I. Key bending points of stainless steel plate
Due to its high yield strength, hardness and prominent cold working effect, stainless steel sheet bending has the following characteristics:
- Due to its lower thermal conductivity compared to normal low-carbon steel, it has a lower elongation rate and requires a higher deformation force.
- Stainless steel sheets have a stronger tendency to rebound when bent compared to carbon steel.
- The percentage of elongation of the stainless steel sheet is lower than that of carbon steel, leading to a greater bending angle of the part (R) or the possibility of cracking.
- Given the high hardness of the stainless steel sheet, which is significantly hardened by cold working, you should choose a punch die made of tool steel, with a hardness greater than 60 HRC after heat treatment. The surface roughness of bending tools will be higher than that of carbon steel bending tools.
According to the characteristics above, in general:
Under the same unit size, the thicker the plate, the greater the bending force required. The bending force increases as the plate thickness increases.
Under the same unit size, the greater the tensile strength, the lower the elongation rate, the greater the required bending force, and the larger the bending angle must be.
When designing the thickness of the plate in relation to the radius of curvature, according to experience, the unfolded size of the part with a bend should be calculated by adding the two right-angled sides and subtracting two thicknesses. This will fully meet the project accuracy requirements. Using an empirical formula to calculate quantity can simplify the calculation process and significantly improve production efficiency.
The greater the resistance to flow of the material, the greater the elastic return. Therefore, the angle of the punch die for the 90 degree bent part must be smaller.
Compared to carbon steel, for the same thickness of stainless steel, the bending angle is larger.
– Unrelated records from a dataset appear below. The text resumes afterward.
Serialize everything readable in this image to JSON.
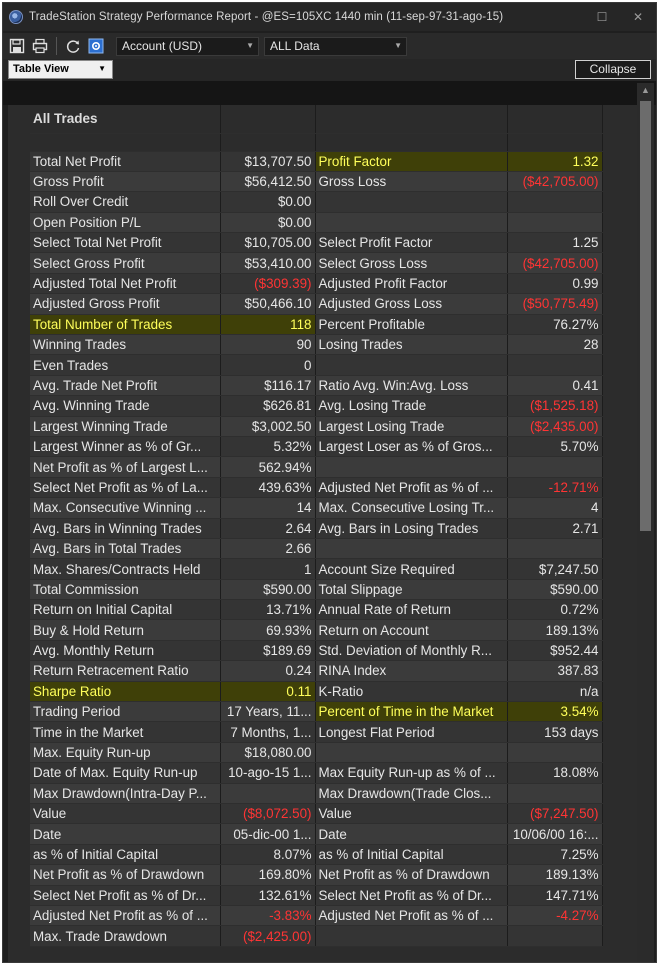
{
  "window": {
    "title": "TradeStation Strategy Performance Report - @ES=105XC 1440 min (11-sep-97-31-ago-15)",
    "minimize": "☐",
    "close": "✕"
  },
  "toolbar": {
    "icons": [
      "save-icon",
      "print-icon",
      "refresh-icon",
      "settings-icon"
    ],
    "account_select": "Account (USD)",
    "data_select": "ALL Data"
  },
  "viewbar": {
    "view_select": "Table View",
    "collapse_label": "Collapse"
  },
  "colors": {
    "negative": "#ff3434",
    "highlight_text": "#ffff5a",
    "highlight_bg": "#3f4008"
  },
  "report": {
    "section_title": "All Trades",
    "rows": [
      {
        "l1": "Total Net Profit",
        "v1": "$13,707.50",
        "l2": "Profit Factor",
        "v2": "1.32"
      },
      {
        "l1": "Gross Profit",
        "v1": "$56,412.50",
        "l2": "Gross Loss",
        "v2": "($42,705.00)"
      },
      {
        "l1": "Roll Over Credit",
        "v1": "$0.00",
        "l2": "",
        "v2": ""
      },
      {
        "l1": "Open Position P/L",
        "v1": "$0.00",
        "l2": "",
        "v2": ""
      },
      {
        "l1": "Select Total Net Profit",
        "v1": "$10,705.00",
        "l2": "Select Profit Factor",
        "v2": "1.25"
      },
      {
        "l1": "Select Gross Profit",
        "v1": "$53,410.00",
        "l2": "Select Gross Loss",
        "v2": "($42,705.00)"
      },
      {
        "l1": "Adjusted Total Net Profit",
        "v1": "($309.39)",
        "l2": "Adjusted Profit Factor",
        "v2": "0.99"
      },
      {
        "l1": "Adjusted Gross Profit",
        "v1": "$50,466.10",
        "l2": "Adjusted Gross Loss",
        "v2": "($50,775.49)"
      },
      {
        "l1": "Total Number of Trades",
        "v1": "118",
        "l2": "Percent Profitable",
        "v2": "76.27%"
      },
      {
        "l1": "Winning Trades",
        "v1": "90",
        "l2": "Losing Trades",
        "v2": "28"
      },
      {
        "l1": "Even Trades",
        "v1": "0",
        "l2": "",
        "v2": ""
      },
      {
        "l1": "Avg. Trade Net Profit",
        "v1": "$116.17",
        "l2": "Ratio Avg. Win:Avg. Loss",
        "v2": "0.41"
      },
      {
        "l1": "Avg. Winning Trade",
        "v1": "$626.81",
        "l2": "Avg. Losing Trade",
        "v2": "($1,525.18)"
      },
      {
        "l1": "Largest Winning Trade",
        "v1": "$3,002.50",
        "l2": "Largest Losing Trade",
        "v2": "($2,435.00)"
      },
      {
        "l1": "Largest Winner as % of Gr...",
        "v1": "5.32%",
        "l2": "Largest Loser as % of Gros...",
        "v2": "5.70%"
      },
      {
        "l1": "Net Profit as % of Largest L...",
        "v1": "562.94%",
        "l2": "",
        "v2": ""
      },
      {
        "l1": "Select Net Profit as % of La...",
        "v1": "439.63%",
        "l2": "Adjusted Net Profit as % of ...",
        "v2": "-12.71%"
      },
      {
        "l1": "Max. Consecutive Winning ...",
        "v1": "14",
        "l2": "Max. Consecutive Losing Tr...",
        "v2": "4"
      },
      {
        "l1": "Avg. Bars in Winning Trades",
        "v1": "2.64",
        "l2": "Avg. Bars in Losing Trades",
        "v2": "2.71"
      },
      {
        "l1": "Avg. Bars in Total Trades",
        "v1": "2.66",
        "l2": "",
        "v2": ""
      },
      {
        "l1": "Max. Shares/Contracts Held",
        "v1": "1",
        "l2": "Account Size Required",
        "v2": "$7,247.50"
      },
      {
        "l1": "Total Commission",
        "v1": "$590.00",
        "l2": "Total Slippage",
        "v2": "$590.00"
      },
      {
        "l1": "Return on Initial Capital",
        "v1": "13.71%",
        "l2": "Annual Rate of Return",
        "v2": "0.72%"
      },
      {
        "l1": "Buy & Hold Return",
        "v1": "69.93%",
        "l2": "Return on Account",
        "v2": "189.13%"
      },
      {
        "l1": "Avg. Monthly Return",
        "v1": "$189.69",
        "l2": "Std. Deviation of Monthly R...",
        "v2": "$952.44"
      },
      {
        "l1": "Return Retracement Ratio",
        "v1": "0.24",
        "l2": "RINA Index",
        "v2": "387.83"
      },
      {
        "l1": "Sharpe Ratio",
        "v1": "0.11",
        "l2": "K-Ratio",
        "v2": "n/a"
      },
      {
        "l1": "Trading Period",
        "v1": "17 Years, 11...",
        "l2": "Percent of Time in the Market",
        "v2": "3.54%"
      },
      {
        "l1": "Time in the Market",
        "v1": "7 Months, 1...",
        "l2": "Longest Flat Period",
        "v2": "153 days"
      },
      {
        "l1": "Max. Equity Run-up",
        "v1": "$18,080.00",
        "l2": "",
        "v2": ""
      },
      {
        "l1": "Date of Max. Equity Run-up",
        "v1": "10-ago-15 1...",
        "l2": "Max Equity Run-up as % of ...",
        "v2": "18.08%"
      },
      {
        "l1": "Max Drawdown(Intra-Day P...",
        "v1": "",
        "l2": "Max Drawdown(Trade Clos...",
        "v2": ""
      },
      {
        "l1": "Value",
        "v1": "($8,072.50)",
        "l2": "Value",
        "v2": "($7,247.50)"
      },
      {
        "l1": "Date",
        "v1": "05-dic-00 1...",
        "l2": "Date",
        "v2": "10/06/00 16:..."
      },
      {
        "l1": "as % of Initial Capital",
        "v1": "8.07%",
        "l2": "as % of Initial Capital",
        "v2": "7.25%"
      },
      {
        "l1": "Net Profit as % of Drawdown",
        "v1": "169.80%",
        "l2": "Net Profit as % of Drawdown",
        "v2": "189.13%"
      },
      {
        "l1": "Select Net Profit as % of Dr...",
        "v1": "132.61%",
        "l2": "Select Net Profit as % of Dr...",
        "v2": "147.71%"
      },
      {
        "l1": "Adjusted Net Profit as % of ...",
        "v1": "-3.83%",
        "l2": "Adjusted Net Profit as % of ...",
        "v2": "-4.27%"
      },
      {
        "l1": "Max. Trade Drawdown",
        "v1": "($2,425.00)",
        "l2": "",
        "v2": ""
      }
    ]
  }
}
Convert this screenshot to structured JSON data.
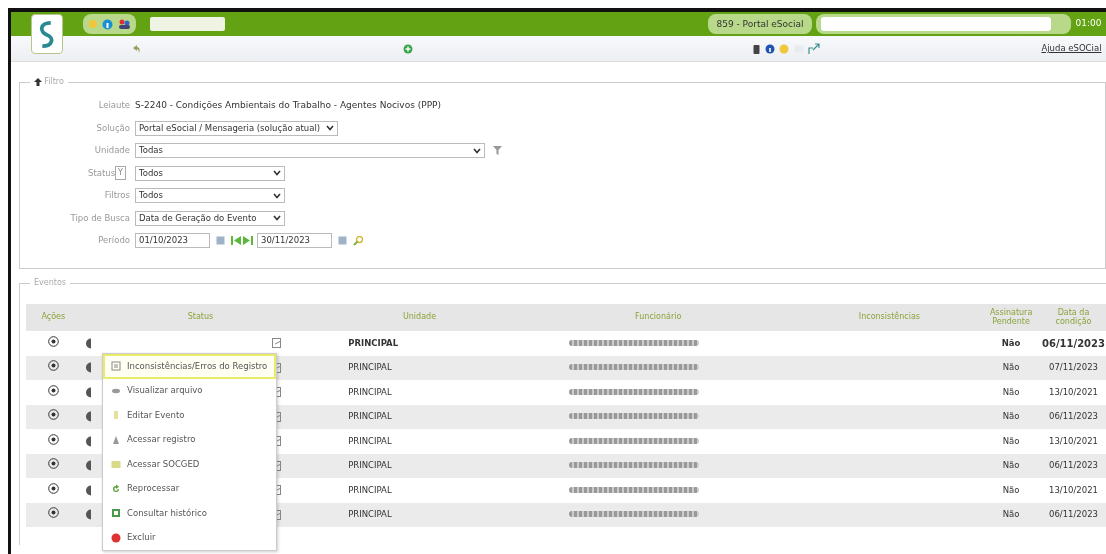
{
  "header": {
    "system": "859 - Portal eSocial",
    "time": "01:00"
  },
  "toolbar": {
    "help_link": "Ajuda eSOCial"
  },
  "filters": {
    "legend": "Filtro",
    "fields": [
      {
        "kind": "text",
        "label": "Leiaute",
        "value": "S-2240 - Condições Ambientais do Trabalho - Agentes Nocivos (PPP)"
      },
      {
        "kind": "select",
        "label": "Solução",
        "value": "Portal eSocial / Mensageria (solução atual)"
      },
      {
        "kind": "select",
        "label": "Unidade",
        "value": "Todas",
        "filter_button": true
      },
      {
        "kind": "select",
        "label": "Status",
        "value": "Todos",
        "tag": "Y"
      },
      {
        "kind": "select",
        "label": "Filtros",
        "value": "Todos"
      },
      {
        "kind": "select",
        "label": "Tipo de Busca",
        "value": "Data de Geração do Evento"
      },
      {
        "kind": "period",
        "label": "Período",
        "from": "01/10/2023",
        "to": "30/11/2023"
      }
    ]
  },
  "events": {
    "legend": "Eventos",
    "columns": [
      "Ações",
      "Status",
      "Unidade",
      "Funcionário",
      "Inconsistências",
      "Assinatura Pendente",
      "Data da condição"
    ],
    "rows": [
      {
        "selected": true,
        "unit": "PRINCIPAL",
        "signature": "Não",
        "date": "06/11/2023"
      },
      {
        "selected": false,
        "unit": "PRINCIPAL",
        "signature": "Não",
        "date": "07/11/2023"
      },
      {
        "selected": false,
        "unit": "PRINCIPAL",
        "signature": "Não",
        "date": "13/10/2021"
      },
      {
        "selected": false,
        "unit": "PRINCIPAL",
        "signature": "Não",
        "date": "06/11/2023"
      },
      {
        "selected": false,
        "unit": "PRINCIPAL",
        "signature": "Não",
        "date": "13/10/2021"
      },
      {
        "selected": false,
        "unit": "PRINCIPAL",
        "signature": "Não",
        "date": "06/11/2023"
      },
      {
        "selected": false,
        "unit": "PRINCIPAL",
        "signature": "Não",
        "date": "13/10/2021"
      },
      {
        "selected": false,
        "unit": "PRINCIPAL",
        "signature": "Não",
        "date": "06/11/2023"
      }
    ]
  },
  "context_menu": {
    "items": [
      {
        "kind": "errors",
        "label": "Inconsistências/Erros do Registro",
        "selected": true
      },
      {
        "kind": "view",
        "label": "Visualizar arquivo",
        "selected": false
      },
      {
        "kind": "edit",
        "label": "Editar Evento",
        "selected": false
      },
      {
        "kind": "access",
        "label": "Acessar registro",
        "selected": false
      },
      {
        "kind": "folder",
        "label": "Acessar SOCGED",
        "selected": false
      },
      {
        "kind": "reprocess",
        "label": "Reprocessar",
        "selected": false
      },
      {
        "kind": "history",
        "label": "Consultar histórico",
        "selected": false
      },
      {
        "kind": "delete",
        "label": "Excluir",
        "selected": false
      }
    ]
  }
}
It is important to pay special attention to this point, as cracks may appear due to flexion, affecting the strength of the piece.
II. The stainless steel rear spring
The return of stainless steel is really problematic and is due to several reasons:
- Hardness: The higher the hardness, the greater the elastic return. The last time I used 301-EH stainless steel, the rear spring was 14 degrees.
- Ratio between bending radius thickness and stainless steel thickness: The greater the ratio, the greater the recovery.
- Difference in steel types: The rear spring of SUS301 stainless steel is larger than that of SUS304 stainless steel. In the same situation, the back spring of 304 stainless steel is 2 degrees smaller than that of 301 stainless steel. Furthermore, the elasticity of Japanese 301 stainless steel is greater than that of Taiwanese stainless steel.
- Differences in shaping methods: The springback of a one-step forming process is greater than that of multiple forming processes.
To mitigate these issues, I make a habit of reviewing the mold after each test and making any necessary changes, taking into account both angle rebound and radius rebound. Of course, a qualified technician can make adjustments efficiently and will inform the designer of any necessary changes.
I usually try to move 5 pieces at a time, and efficiency largely depends on the skill and experience of the technician.